L' aurora tingeva le nubi di porpora, ma poi via, via che il cielo schiariva, esse diventavano prima rosee, poi dorate, infine si gonfiavano al vento diventando bianchissime tra i Monti Sibillini. Il giorno prima era stato molto freddo, un grigiore uniforme che aveva tenuto la vallata sotto una cappa di tristezza. Il nonno, che mi raccontava della Processione del Cristo Morto, mi aveva detto che quella sera la chiesa di Sant' Agata sarebbe stata piena di gente, anche di paesani emigrati tornati per assistere alla rievocazione. Quando stormi di bimbi suonarono le " mattavelle”, tra folate di vento primaverile, tutti andarono verso la piazza tenendo il viso basso in rispettoso silenzio. Io tenevo impaurito la mano di mio padre ed osservavo imbambolato i farisei sfilare, il Cireneo con la croce, le Pie Donne, le fiaccole di cera accese ed il "Cristo Morto" sdraiato nella portantina scura. C' era un frate che ad ogni fermata predicava e mi rimase impressa una sua frase: "L' Agnello di Dio" che venne in terra ad affrancarci dal peccato". Il giorno del Sabato Santo chiesi a Don Paolo dov' era questo Agnello di Dio. Egli mi rispose sapientemente e pazientemente: "Gesù, il Figlio di Dio, scese sulla Terra a predicare l’amore, la legge del perdono, invece gli uomini violenti e rapaci che vedevano compromessa la loro legge opportunistica, lo crocifissero. Egli mansueto come un candido agnello, si fece martirizzare e spirò perdonandoci!" 

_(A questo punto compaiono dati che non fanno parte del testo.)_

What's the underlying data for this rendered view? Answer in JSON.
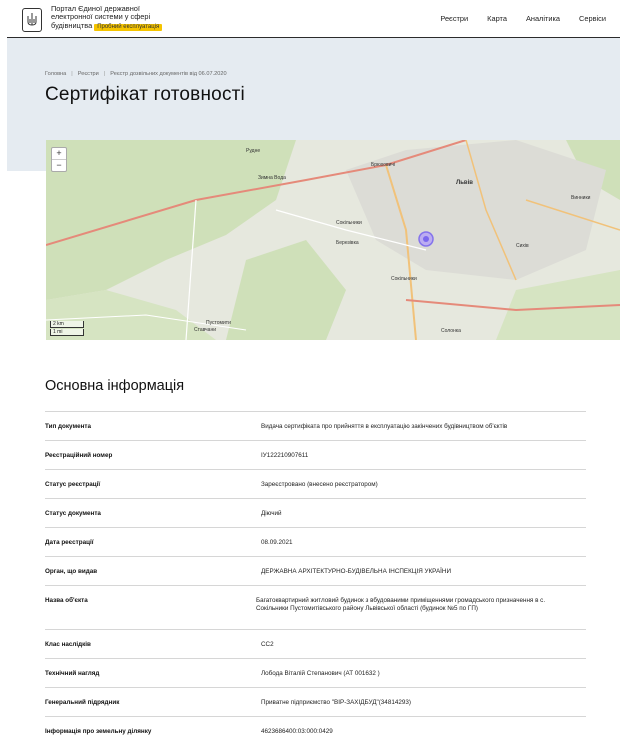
{
  "header": {
    "brand_line1": "Портал Єдиної державної",
    "brand_line2": "електронної системи у сфері",
    "brand_line3": "будівництва",
    "beta_badge": "Пробний експлуатація",
    "nav": [
      "Реєстри",
      "Карта",
      "Аналітика",
      "Сервіси"
    ]
  },
  "breadcrumb": [
    "Головна",
    "Реєстри",
    "Реєстр дозвільних документів від 06.07.2020"
  ],
  "page_title": "Сертифікат готовності",
  "map": {
    "zoom_in": "+",
    "zoom_out": "−",
    "scale_km": "2 km",
    "scale_mi": "1 mi",
    "labels": [
      "Рудне",
      "Брюховичі",
      "Сокільники",
      "Львів",
      "Сихів",
      "Винники",
      "Пустомити",
      "Зимна Вода",
      "Ставчани",
      "Солонка",
      "Березівка",
      "Сокільники"
    ],
    "marker_color": "#7b68ee"
  },
  "section_title": "Основна інформація",
  "details": [
    {
      "key": "Тип документа",
      "value": "Видача сертифіката про прийняття в експлуатацію закінчених будівництвом об'єктів"
    },
    {
      "key": "Реєстраційний номер",
      "value": "ІУ122210907611"
    },
    {
      "key": "Статус реєстрації",
      "value": "Зареєстровано (внесено реєстратором)"
    },
    {
      "key": "Статус документа",
      "value": "Діючий"
    },
    {
      "key": "Дата реєстрації",
      "value": "08.09.2021"
    },
    {
      "key": "Орган, що видав",
      "value": "ДЕРЖАВНА АРХІТЕКТУРНО-БУДІВЕЛЬНА ІНСПЕКЦІЯ УКРАЇНИ"
    },
    {
      "key": "Назва об'єкта",
      "value": "Багатоквартирний житловий будинок з вбудованими приміщеннями громадського призначення в с. Сокільники Пустомитівського району Львівської області (будинок №5 по ГП)"
    },
    {
      "key": "Клас наслідків",
      "value": "СС2"
    },
    {
      "key": "Технічний нагляд",
      "value": "Лобода Віталій Степанович (АТ 001632 )"
    },
    {
      "key": "Генеральний підрядник",
      "value": "Приватне підприємство \"ВІР-ЗАХІДБУД\"(34814293)"
    },
    {
      "key": "Інформація про земельну ділянку",
      "value": "4623686400:03:000:0429"
    }
  ]
}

La spiegazione del mio parroco non faceva una piega, mi pareva di aver capito abbastanza bene. Promisi a me stesso di non far mai male a nessuno, specialmente alle bestie, che sono creature di Dio. Appena tornato a casa, imboccai i ripidi scalini che conducevano alla soglia e corsi da mio nonno a chiedergli se mi regalasse l’agnellino che era nato da più di un paio di mesi. "Frappì, che ci vù fa?" Mi disse: "Si tu nii jii bune manche a rivutà li sargicce!" Poi quando mi vide convinto e testardo su questa mia idea mi accompagnò alla stalla e disse solennemente: " Agnus Dei qui tollit peccata mundi, ecco l’Agnello di Dio che toglie i peccati del mondo! " Consegnandomi, sorridente, la bestiolina tra le braccia. 

Figurarsi la mia gioia: battevo i piedi, saltavo, ridevo con gli occhi lustri ed il viso paonazzo dalla commozione; intanto mio nonno se la godeva un mondo. Stetti tutto il giorno dietro l’agnello, la sera presi una "bizza" fenomenale perché lo volevo portare a dormire con me e tutta la notte mi rivoltai nel letto sognando che me lo volevano rubare. La mattina di Pasqua mi intrufolai in cucina soffermandomi molto sulla colazione, pescando ogni ben di Dio dalla cesta che mia madre aveva fatto benedire il giorno prima. Distratto dall' abbondante libagione mi rammentai tardi del mio agnellino e corsi in campagna a cercarlo, sul prato, nella stalla, dai conigli e persino nel pollaio, ma non lo trovai. Finalmente, passando per caso davanti la serranda del garage vidi una cosa che mi lasciò gelato dallo spavento. Il mio agnellino, barbaramente sgozzato, pendeva da una corda attaccata ad un gancio e mio nonno si preparava a spellarlo. Non riuscii a proferir parola... Pensai all' "Agnello di Dio", ai peccati rimessi, ai discorsi di Don Paolo del giorno prima finche un groppo improvviso mi serrò la gola. Fuggii nel pagliaio a piangere disperatamente su quella prima rivelazione dell’umana menzogna.